F : Je ne suis pas du tout nostalgique non plus pour les mêmes raisons que Maxime. Aujourd'hui, on voit aussi plusieurs genres se mélanger et c'est assez passionnnant d'assister à la création de ces nouveaux styles musicaux comme le dubstep par exemple.

M : La grande question c'est combien il y a d'oeuvres possibles ? Il doit bien y avoir un mec qui a la formule mathématique du nombre d'oeuvres possibles. Je dis ça parce qu'à Los Angeles, les nouveaux morceaux qu'on écoutait étaient soient de l'autotune soit des reprises de morceaux existants. Ca déprime tout le monde d'ailleurs. Est-ce que ça arrive parce que les gens sont bloqués dans leur tête ou est-ce qu'on est arrivé à la fin de l'équation ?

J'ai l'impression qu'en ce moment c'est compliqué d'arriver à faire quelque chose de nouveau et qui plaise en même temps au plus grand nombre. Mais ça viendra sûrement.

F : Pour rebondir là-dessus, on voit ce phénomène dans le cinéma. Une nouvelle technologie arrive et tu te rends compte que tu vas pouvoir réexploiter tout un catalogue et donner une nouvelle vie à des films. L'art c'est aussi une question de cycles.

A : Est-ce que vous aviez vu le documentaire "Home studio" de Jérôme Thomas ?

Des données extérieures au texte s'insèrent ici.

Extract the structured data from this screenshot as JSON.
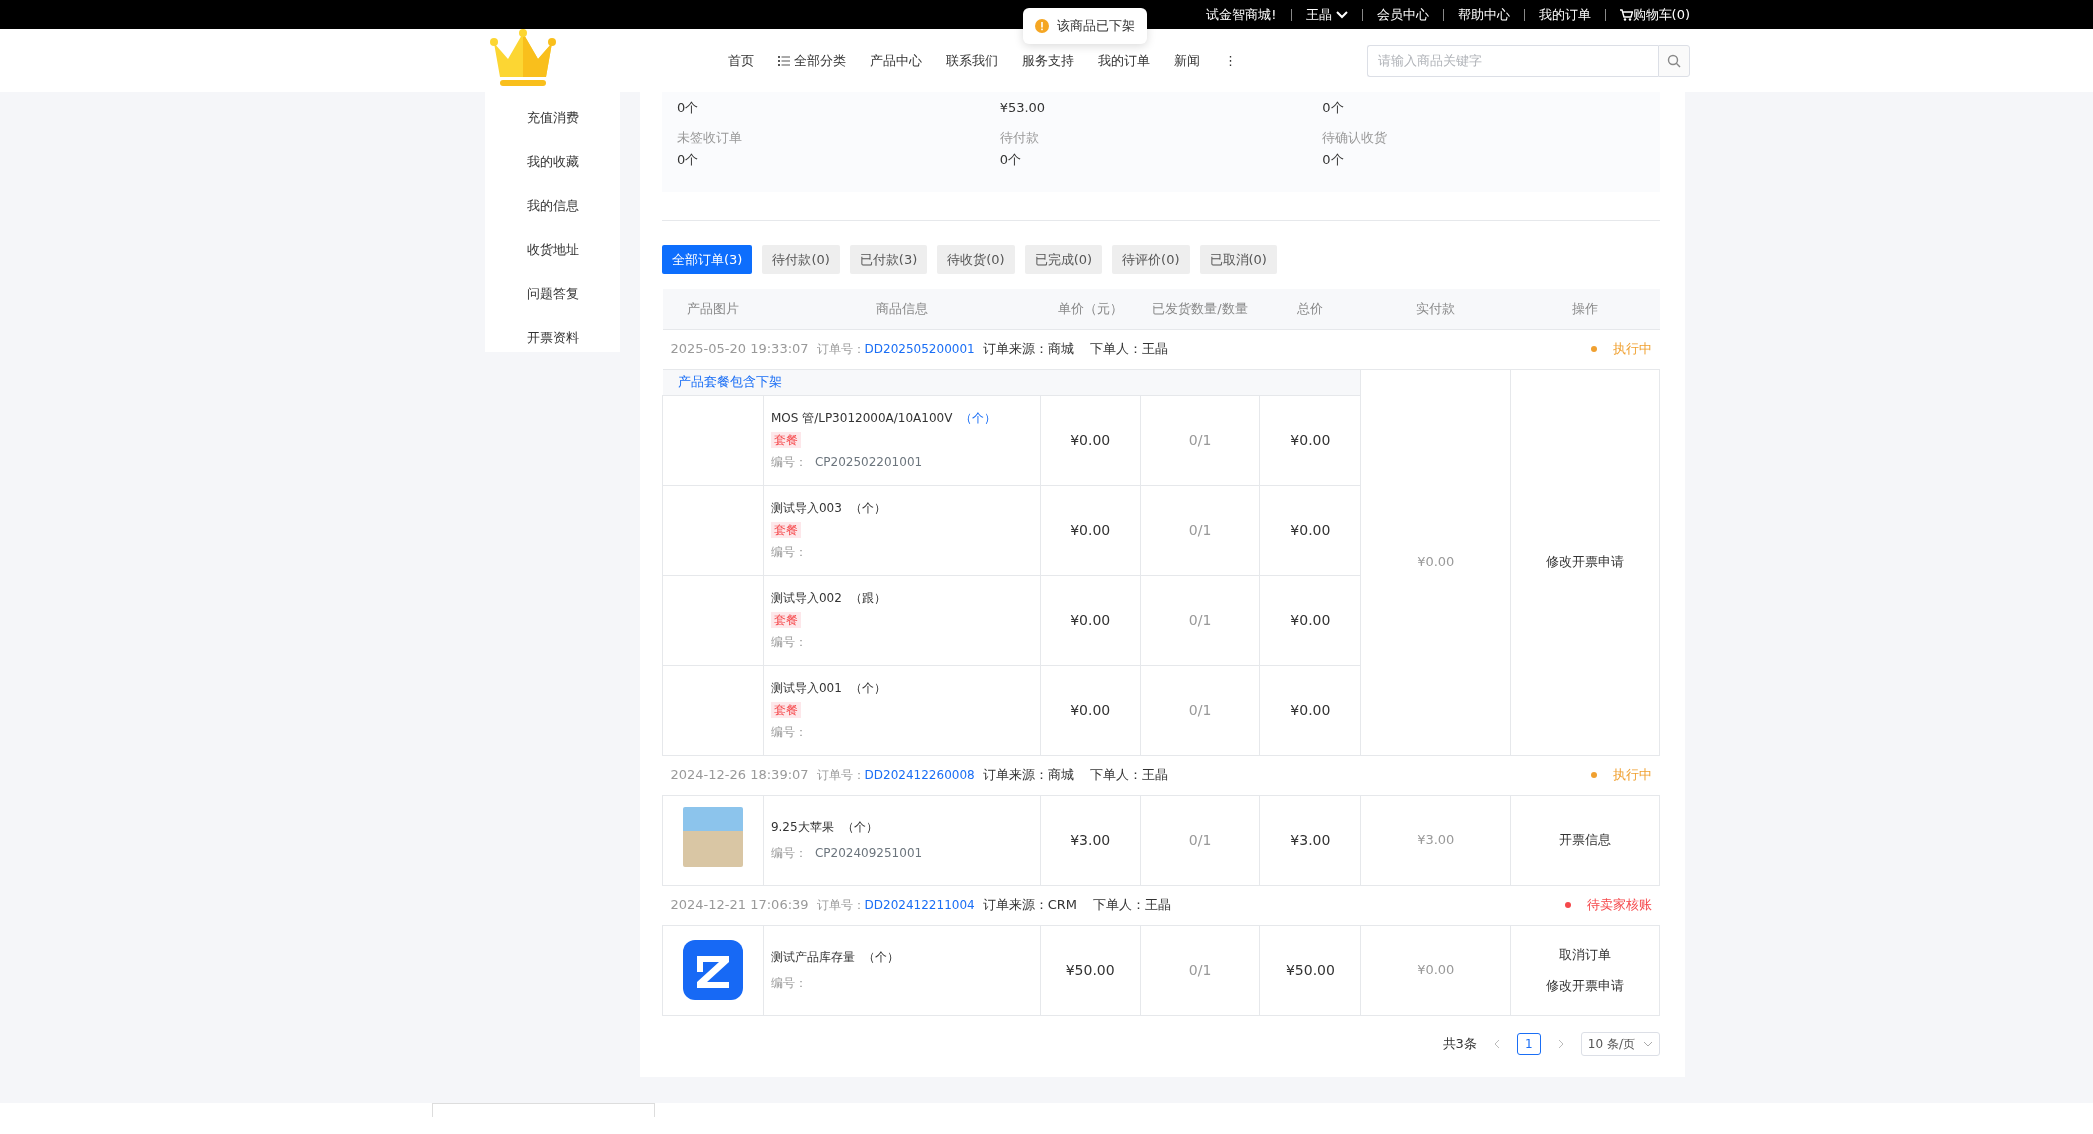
{
  "top_bar": {
    "welcome": "试金智商城!",
    "user": "王晶",
    "links": [
      {
        "label": "会员中心",
        "kind": "text"
      },
      {
        "label": "帮助中心",
        "kind": "text"
      },
      {
        "label": "我的订单",
        "kind": "text"
      },
      {
        "label": "购物车(0)",
        "kind": "cart"
      }
    ]
  },
  "toast": {
    "text": "该商品已下架"
  },
  "nav": {
    "items": [
      {
        "label": "首页",
        "kind": "text"
      },
      {
        "label": "全部分类",
        "kind": "list"
      },
      {
        "label": "产品中心",
        "kind": "text"
      },
      {
        "label": "联系我们",
        "kind": "text"
      },
      {
        "label": "服务支持",
        "kind": "text"
      },
      {
        "label": "我的订单",
        "kind": "text"
      },
      {
        "label": "新闻",
        "kind": "text"
      },
      {
        "label": "⋮",
        "kind": "text"
      }
    ],
    "search": {
      "placeholder": "请输入商品关键字"
    }
  },
  "sidebar": {
    "items": [
      "充值消费",
      "我的收藏",
      "我的信息",
      "收货地址",
      "问题答复",
      "开票资料"
    ]
  },
  "summary": [
    {
      "value": "0个"
    },
    {
      "value": "¥53.00"
    },
    {
      "value": "0个"
    },
    {
      "label": "未签收订单",
      "value": "0个"
    },
    {
      "label": "待付款",
      "value": "0个"
    },
    {
      "label": "待确认收货",
      "value": "0个"
    }
  ],
  "tabs": [
    {
      "label": "全部订单(3)",
      "selected": true
    },
    {
      "label": "待付款(0)",
      "selected": false
    },
    {
      "label": "已付款(3)",
      "selected": false
    },
    {
      "label": "待收货(0)",
      "selected": false
    },
    {
      "label": "已完成(0)",
      "selected": false
    },
    {
      "label": "待评价(0)",
      "selected": false
    },
    {
      "label": "已取消(0)",
      "selected": false
    }
  ],
  "table": {
    "columns": [
      "产品图片",
      "商品信息",
      "单价（元）",
      "已发货数量/数量",
      "总价",
      "实付款",
      "操作"
    ],
    "orders": [
      {
        "time": "2025-05-20 19:33:07",
        "order_no_label": "订单号：",
        "order_no": "DD202505200001",
        "source": "订单来源：商城",
        "placer": "下单人：王晶",
        "status": "执行中",
        "color": "#f0a030",
        "notice": "产品套餐包含下架",
        "paid": "¥0.00",
        "actions": [
          "修改开票申请"
        ],
        "items": [
          {
            "kind": "none",
            "name": "MOS 管/LP3012000A/10A100V",
            "unit": "（个）",
            "unit_highlight": true,
            "tag": "套餐",
            "code_label": "编号：",
            "code": "CP202502201001",
            "price": "¥0.00",
            "qty": "0/1",
            "total": "¥0.00"
          },
          {
            "kind": "none",
            "name": "测试导入003",
            "unit": "（个）",
            "unit_highlight": false,
            "tag": "套餐",
            "code_label": "编号：",
            "price": "¥0.00",
            "qty": "0/1",
            "total": "¥0.00"
          },
          {
            "kind": "none",
            "name": "测试导入002",
            "unit": "（跟）",
            "unit_highlight": false,
            "tag": "套餐",
            "code_label": "编号：",
            "price": "¥0.00",
            "qty": "0/1",
            "total": "¥0.00"
          },
          {
            "kind": "none",
            "name": "测试导入001",
            "unit": "（个）",
            "unit_highlight": false,
            "tag": "套餐",
            "code_label": "编号：",
            "price": "¥0.00",
            "qty": "0/1",
            "total": "¥0.00"
          }
        ]
      },
      {
        "time": "2024-12-26 18:39:07",
        "order_no_label": "订单号：",
        "order_no": "DD202412260008",
        "source": "订单来源：商城",
        "placer": "下单人：王晶",
        "status": "执行中",
        "color": "#f0a030",
        "paid": "¥3.00",
        "actions": [
          "开票信息"
        ],
        "items": [
          {
            "kind": "photo",
            "name": "9.25大苹果",
            "unit": "（个）",
            "unit_highlight": false,
            "code_label": "编号：",
            "code": "CP202409251001",
            "price": "¥3.00",
            "qty": "0/1",
            "total": "¥3.00"
          }
        ]
      },
      {
        "time": "2024-12-21 17:06:39",
        "order_no_label": "订单号：",
        "order_no": "DD202412211004",
        "source": "订单来源：CRM",
        "placer": "下单人：王晶",
        "status": "待卖家核账",
        "color": "#f5484b",
        "paid": "¥0.00",
        "actions": [
          "取消订单",
          "修改开票申请"
        ],
        "items": [
          {
            "kind": "logo",
            "name": "测试产品库存量",
            "unit": "（个）",
            "unit_highlight": false,
            "code_label": "编号：",
            "price": "¥50.00",
            "qty": "0/1",
            "total": "¥50.00"
          }
        ]
      }
    ]
  },
  "pagination": {
    "total": "共3条",
    "pages": [
      {
        "label": "1",
        "selected": true
      }
    ],
    "page_size": "10 条/页"
  }
}
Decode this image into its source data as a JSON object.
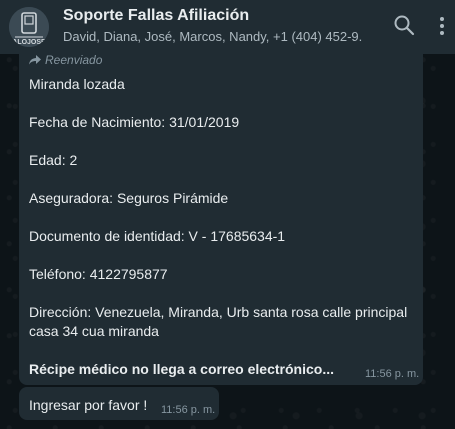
{
  "header": {
    "title": "Soporte Fallas Afiliación",
    "subtitle": "David, Diana, José, Marcos, Nandy, +1 (404) 452-9..."
  },
  "icons": {
    "avatar": "group-avatar-icon",
    "search": "search-icon",
    "menu": "more-vertical-icon",
    "forward": "forward-arrow-icon"
  },
  "messages": [
    {
      "forwarded_label": "Reenviado",
      "lines": [
        "Miranda lozada",
        "Fecha de Nacimiento: 31/01/2019",
        "Edad: 2",
        "Aseguradora: Seguros Pirámide",
        "Documento de identidad: V - 17685634-1",
        "Teléfono: 4122795877",
        "Dirección: Venezuela, Miranda, Urb santa rosa calle principal",
        "casa 34 cua miranda"
      ],
      "bold_line": "Récipe médico no llega a correo electrónico...",
      "time": "11:56 p. m."
    },
    {
      "text": "Ingresar por favor !",
      "time": "11:56 p. m."
    }
  ],
  "colors": {
    "header_bg": "#202c33",
    "chat_bg": "#0d1418",
    "bubble_bg": "#202c33",
    "text": "#e9edef",
    "meta": "#8696a0"
  }
}
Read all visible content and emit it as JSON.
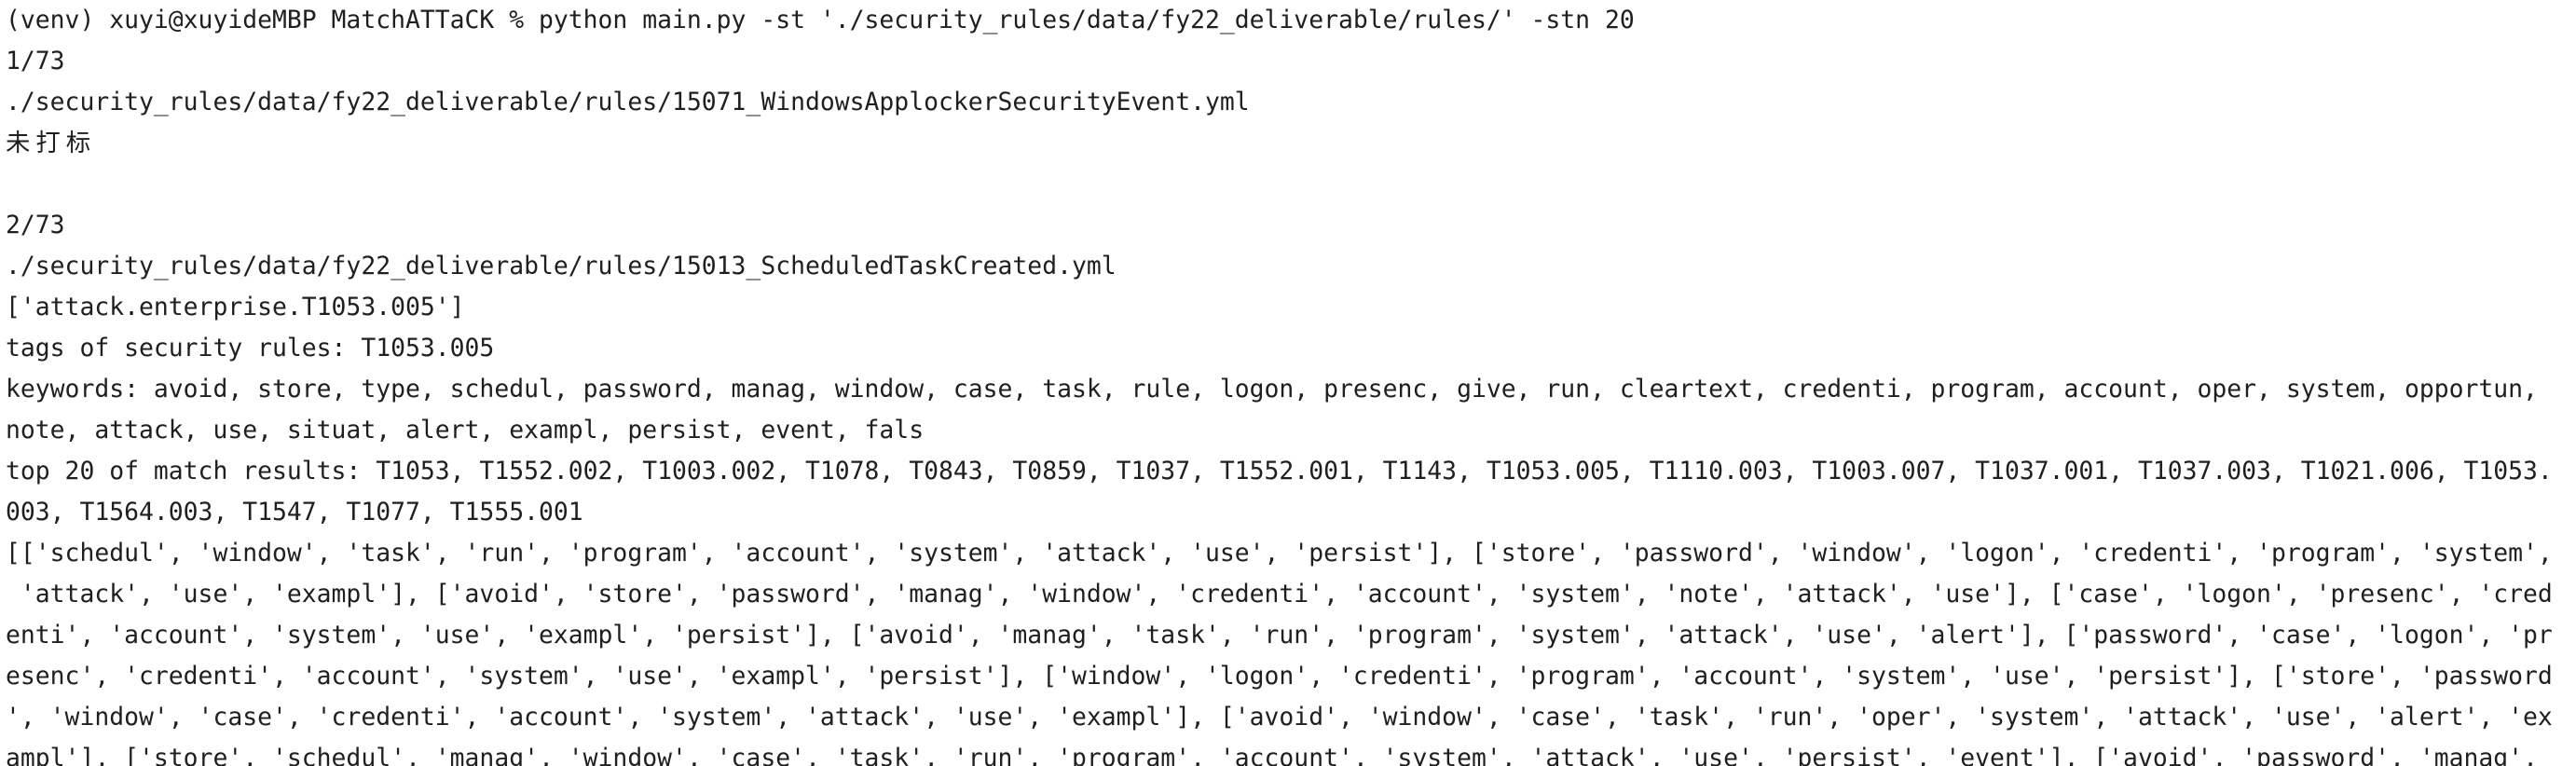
{
  "terminal": {
    "prompt": "(venv) xuyi@xuyideMBP MatchATTaCK % python main.py -st './security_rules/data/fy22_deliverable/rules/' -stn 20",
    "rule1": {
      "counter": "1/73",
      "path": "./security_rules/data/fy22_deliverable/rules/15071_WindowsApplockerSecurityEvent.yml",
      "status": "未打标"
    },
    "rule2": {
      "counter": "2/73",
      "path": "./security_rules/data/fy22_deliverable/rules/15013_ScheduledTaskCreated.yml",
      "tags_list": "['attack.enterprise.T1053.005']",
      "tags_line": "tags of security rules: T1053.005",
      "keywords_1": "keywords: avoid, store, type, schedul, password, manag, window, case, task, rule, logon, presenc, give, run, cleartext, credenti, program, account, oper, system, opportun,",
      "keywords_2": "note, attack, use, situat, alert, exampl, persist, event, fals",
      "top_1": "top 20 of match results: T1053, T1552.002, T1003.002, T1078, T0843, T0859, T1037, T1552.001, T1143, T1053.005, T1110.003, T1003.007, T1037.001, T1037.003, T1021.006, T1053.",
      "top_2": "003, T1564.003, T1547, T1077, T1555.001",
      "lists_1": "[['schedul', 'window', 'task', 'run', 'program', 'account', 'system', 'attack', 'use', 'persist'], ['store', 'password', 'window', 'logon', 'credenti', 'program', 'system',",
      "lists_2": " 'attack', 'use', 'exampl'], ['avoid', 'store', 'password', 'manag', 'window', 'credenti', 'account', 'system', 'note', 'attack', 'use'], ['case', 'logon', 'presenc', 'cred",
      "lists_3": "enti', 'account', 'system', 'use', 'exampl', 'persist'], ['avoid', 'manag', 'task', 'run', 'program', 'system', 'attack', 'use', 'alert'], ['password', 'case', 'logon', 'pr",
      "lists_4": "esenc', 'credenti', 'account', 'system', 'use', 'exampl', 'persist'], ['window', 'logon', 'credenti', 'program', 'account', 'system', 'use', 'persist'], ['store', 'password",
      "lists_5": "', 'window', 'case', 'credenti', 'account', 'system', 'attack', 'use', 'exampl'], ['avoid', 'window', 'case', 'task', 'run', 'oper', 'system', 'attack', 'use', 'alert', 'ex",
      "lists_6": "ampl'], ['store', 'schedul', 'manag', 'window', 'case', 'task', 'run', 'program', 'account', 'system', 'attack', 'use', 'persist', 'event'], ['avoid', 'password', 'manag',"
    }
  }
}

M : C'est très drôle parce qu'on est parti tourner en se disant qu'on avait une problématique géniale avec les home studio. A notre retour du deuxième tournage, Jérôme Thomas commençait tout le début de sa promo. "Merde, c'est qui ce mec là ?"[Rires].

Quand on a vu le documentaire, on s'est dit qu'il a eu une intuition intéressante et qu'il a fait quelque chose de vraiment sympa avec les moyens qui étaient à sa disposition. Il a notamment eu l'audace d'élargir au maximum la palette des interviewés. On s'est dit qu'on était finalement assez complémentaires. Notre docu est plus large socio-économiquement en se demandant quelles étaient les implications du home studio pour toute cette chaîne de fabrication alors que musicalement il s'arrête au rap et même à la westcoast.

F : Finalement, on peut faire une soirée "Théma" avec nos deux documentaires [Rires].

M : On était content aussi de voir que son DVD s'était bien vendu et que ça pouvait exister économiquement. Et puis, il avait adopté un ton sympa ce qui n'est pas toujours le cas des documentaires qui prétendent s'intéresser au beatmakers. En tout cas, on ne regrette pas d'avoir continué notre projet.